Como já era esperado, a proposta do vereador Joel Garcia (PP) que transformava o Bosque Marechal Cândido Rondon, o Bosque Central, em área de preservação permamente (APP) foi vetada. O secretário municipal do Ambiente, José Novaes Faraco, afirmou que a ideia era inviável.

Guto Rocha  / Arquivo pessoal
Código Ambiental veta transformação de bosque em APP - Gusto Rocha
Município quer reabrir rua que divide bosque ao meio
"É um desconhecimento total propor isso. Em uma APP não pode ter nada. Nós teríamos que retirar o parque infantil, a mesa de ping pong, a quadra de esportes. O conceito de APP não permite nenhuma atividade", disse. A ideia da prefeitura é reabrir a Rua Piauí, que dividia as duas partes do bosque, o que seria invibializado, caso a emenda do vereador fosse aprovada.

Grande parte dos artigos que discorriam sobre a educação ambiental também foram vetados. "Isso cabe ao Plano Plurianual. O prefeito que é eleito deve ter escolhas para fazer, isso não pode ser engessado. O Código deve apenas estabelecer normais gerais", defendeu Faraco.
A proposta de aumentar a participação da sociedade no Consemma não foi aprovada e foi mantida a proporção de 50% de membros da sociedade civil organizada e 50% do poder público. Para o secretário do Ambiente, o Consemma atualmente tem sua função distorcida. "O conselho deveria ser um órgão consultivo, com técnicos especializados, mas isso não acontece, por isso não adianta aumentar as vagas para a população", disse.
O presidente do Consemma, Fernando Barros, disse que a tendência do aumento da participação da sociedade acontece em todo o Brasil, mas minimizou os resultados do veto. "Nas conferências, há um desejo que o público participe mais. Na Conferência Nacional, por exemplo, apenas 20% é do poder público, mas nós vamos continuar trabalhando e acreditamos que o Código foi um ponto positivo para a política ambiental", disse.

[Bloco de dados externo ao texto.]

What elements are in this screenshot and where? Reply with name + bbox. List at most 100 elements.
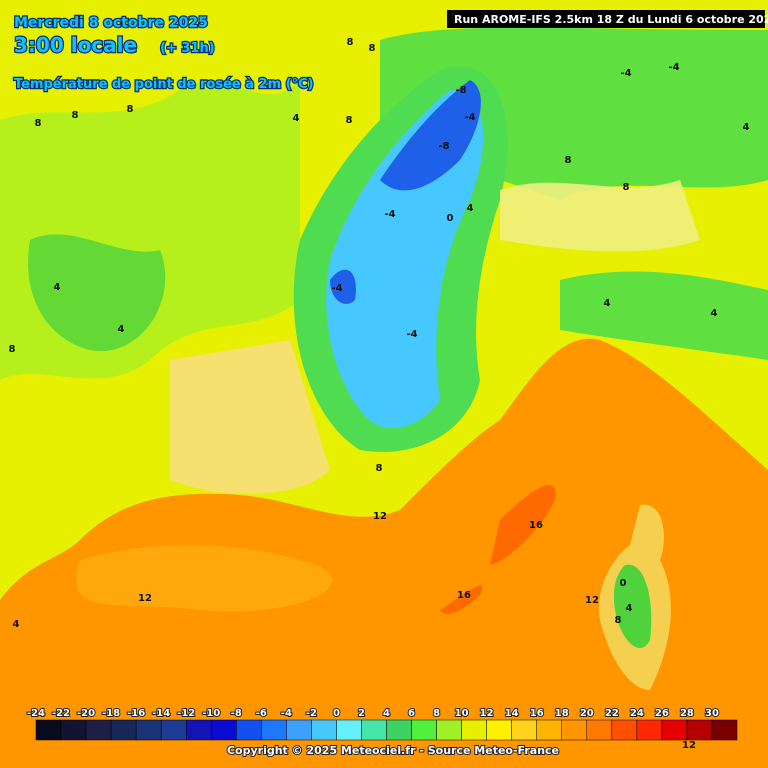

Barros defende que a legislação trouxe avanços na questão do licenciamento ambiental. "O Instituto Ambiental do Paraná (IAP) não está dando conta do trabalho. É importante que a prefeitura comece a fazer o licenciamento para as atividades de menor impacto", comentou.
No novo Código Ambiental, os poderes da Secretaria Municipal do Ambiente foram ampliados. Cabe a ela, agora, dar licenciamento ambiental a alguns tipos de empreendimento. A publicação é uma das oito leis complementares ao Plano Diretor de Londrina.